A differenza di Monicelli, Argento non è invece un amante dei sopralluoghi. “Spesso li faccio mentalmente”, dice. “Opero una composizione e creo una città immaginaria: un po’ di Roma, un po’ di Milano, poi si gira l’angolo e si è a Torino. Come faceva Antonioni, che adoro e considero uno dei più grandi cineasti di sempre. Lui pure lavorava in questa maniera, rivoluzionando la toponomastica”. Un approccio libero, come quello che ha sempre adottato per scegliere la musica dei suoi film, elemento fondamentale nella costruzione della tensione. “Quasi sempre la musica la scelgo prima”, racconta Argento. “Ma è successo anche l’opposto, quando l’atmosfera del film completo mi suggeriva un compositore o un gruppo musicale diverso da quello che avevo pensato all’inizio. Io mi sono molto svagato con la musica. Sono andato ovunque, da Keith Emerson ai Goblin, che hanno inciso il loro primo album con me quando ancora avevano vent’anni, appena usciti dal conservatorio. È un mio grande orgoglio”.

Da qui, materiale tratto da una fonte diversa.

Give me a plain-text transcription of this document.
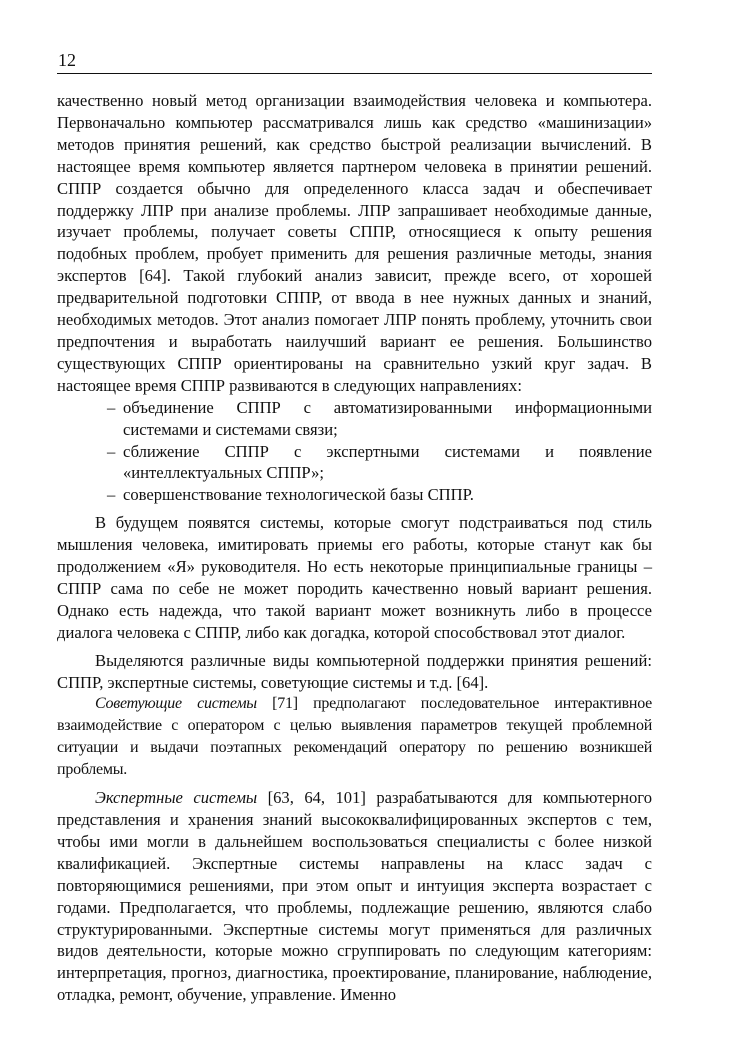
12

качественно новый метод организации взаимодействия человека и компьютера. Первоначально компьютер рассматривался лишь как средство «машинизации» методов принятия решений, как средство быстрой реализации вычислений. В настоящее время компьютер является партнером человека в принятии решений. СППР создается обычно для определенного класса задач и обеспечивает поддержку ЛПР при анализе проблемы. ЛПР запрашивает необходимые данные, изучает проблемы, получает советы СППР, относящиеся к опыту решения подобных проблем, пробует применить для решения различные методы, знания экспертов [64]. Такой глубокий анализ зависит, прежде всего, от хорошей предварительной подготовки СППР, от ввода в нее нужных данных и знаний, необходимых методов. Этот анализ помогает ЛПР понять проблему, уточнить свои предпочтения и выработать наилучший вариант ее решения. Большинство существующих СППР ориентированы на сравнительно узкий круг задач. В настоящее время СППР развиваются в следующих направлениях:

– объединение СППР с автоматизированными информационными системами и системами связи;
– сближение СППР с экспертными системами и появление «интеллектуальных СППР»;
– совершенствование технологической базы СППР.

В будущем появятся системы, которые смогут подстраиваться под стиль мышления человека, имитировать приемы его работы, которые станут как бы продолжением «Я» руководителя. Но есть некоторые принципиальные границы – СППР сама по себе не может породить качественно новый вариант решения. Однако есть надежда, что такой вариант может возникнуть либо в процессе диалога человека с СППР, либо как догадка, которой способствовал этот диалог.

Выделяются различные виды компьютерной поддержки принятия решений: СППР, экспертные системы, советующие системы и т.д. [64].

Советующие системы [71] предполагают последовательное интерактивное взаимодействие с оператором с целью выявления параметров текущей проблемной ситуации и выдачи поэтапных рекомендаций оператору по решению возникшей проблемы.

Экспертные системы [63, 64, 101] разрабатываются для компьютерного представления и хранения знаний высококвалифицированных экспертов с тем, чтобы ими могли в дальнейшем воспользоваться специалисты с более низкой квалификацией. Экспертные системы направлены на класс задач с повторяющимися решениями, при этом опыт и интуиция эксперта возрастает с годами. Предполагается, что проблемы, подлежащие решению, являются слабо структурированными. Экспертные системы могут применяться для различных видов деятельности, которые можно сгруппировать по следующим категориям: интерпретация, прогноз, диагностика, проектирование, планирование, наблюдение, отладка, ремонт, обучение, управление. Именно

E, ovviamente, rimangono indelebili nella memoria di ogni appassionato di cinema (e di colonne sonore) i cinque film realizzati con Ennio Morricone, che Argento conobbe proprio a casa di Sergio Leone: “Era amico di mio padre e fu lui a convincerlo a lavorare sul mio primo film. All’epoca suonava la tromba in una band di ‘musica moderna’, come la chiamava lui. La musica de L’uccello dalle piume di cristallo è stata praticamente improvvisata sulle scene che venivano proiettate e composta al momento. Penso sia una cosa che lui non ha più fatto nella sua carriera. Ho un ricordo bellissimo di Ennio. Era semplicemente sublime”.